Google boss Sundar Pichai went one step further, telling CNBC at Davos, " I think we should take the development out of China very seriously." And US President Donald Trump sounded a "wake-up" call.

And there are the hundreds of billions of dollars that US companies have lost amid a rout this week in tech stocks; chip-maker Nvidia, for example, lost over $600 billion and the tech-rich Nasdaq index finished Monday down by more than three per cent, with the unwelcome possibility of a further drop based on AI giants Meta and Microsoft's earnings reports expected Wednesday evening.
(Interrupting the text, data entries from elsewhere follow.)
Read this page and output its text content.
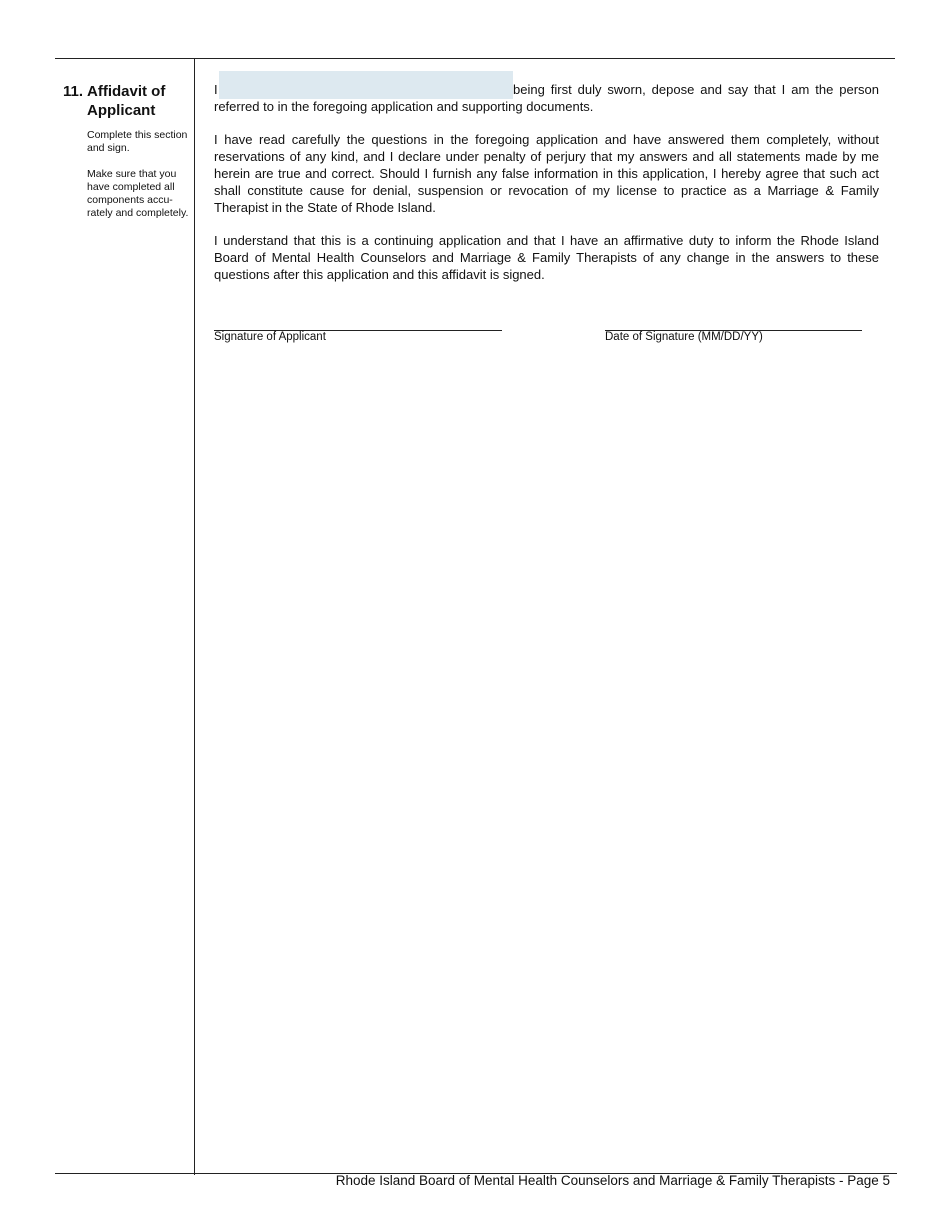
11. Affidavit of Applicant
Complete this section and sign.
Make sure that you have completed all components accu-rately and completely.
I	being first duly sworn, depose and say that I am the person referred to in the foregoing application and supporting documents.
I have read carefully the questions in the foregoing application and have answered them completely, without reservations of any kind, and I declare under penalty of perjury that my answers and all statements made by me herein are true and correct. Should I furnish any false information in this application, I hereby agree that such act shall constitute cause for denial, suspension or revocation of my license to practice as a Marriage & Family Therapist in the State of Rhode Island.
I understand that this is a continuing application and that I have an affirmative duty to inform the Rhode Island Board of Mental Health Counselors and Marriage & Family Therapists of any change in the answers to these questions after this application and this affidavit is signed.
Signature of Applicant	Date of Signature (MM/DD/YY)
Rhode Island Board of Mental Health Counselors and Marriage & Family Therapists - Page 5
READ | Nvidia Loses Nearly $600 Billion As DeepSeek Jolts Tech Shares

For context, Meta and Microsoft both have their own AI models, at the forefront of which are Llama and Copilot; the former is a LLM that was first released in February 2023 and the latter is now an integrated feature in various Microsoft 365 applications, such as MS Word and Excel.

While neither is, arguably, on the same tech level as OpenAI or ChatGPT, Meta and MS have invested billions in AI and LLM projects, both in the US and abroad. For example, some analysts believe big US cloud companies will spend $250 billion this year on AI infrastructure alone.

But what really makes DeepSeek special is more than the cost and technology.

It is that, unlike its competitors, it is genuinely open-source.

The R1 code is completely open to the public under the MIT License, which is a permissive software license that allows users to use, modify, and distribute software with few restrictions.

This means you can download it, use it commercially without fees, change its architecture, and integrate it into any of your existing systems.

DeepSeek is also faster than GPT 4, more practical and, according to many experts, even understands regional idioms and cultural contexts better than its Western counterparts.

There is much more consider.

How, for example, does DeepSeek affect diplomatic and military ties between China and the US (and India also, actually), and what are the ethical problems with truly open-source AI models?

But what is undeniable is that China's DeepSeek is a disruptor. And experts believe China has now leapfrogged - from 18 to six months behind state-of-the-art AI models developed in the US.

Meanwhile, DeepSeek's success has already been noticed in China's top political circles.

On January 20, the day it was released to the public (and also the day Trump was sworn in as President of the US), founder Liang Wenfeng attended a closed-door symposium for businessman and experts hosted by Chinese Premier Li Qiang. His presence has been seen as a sign DeepSeek could be important to Beijing's policy goal of achieving self-sufficiency in strategic industries like AI.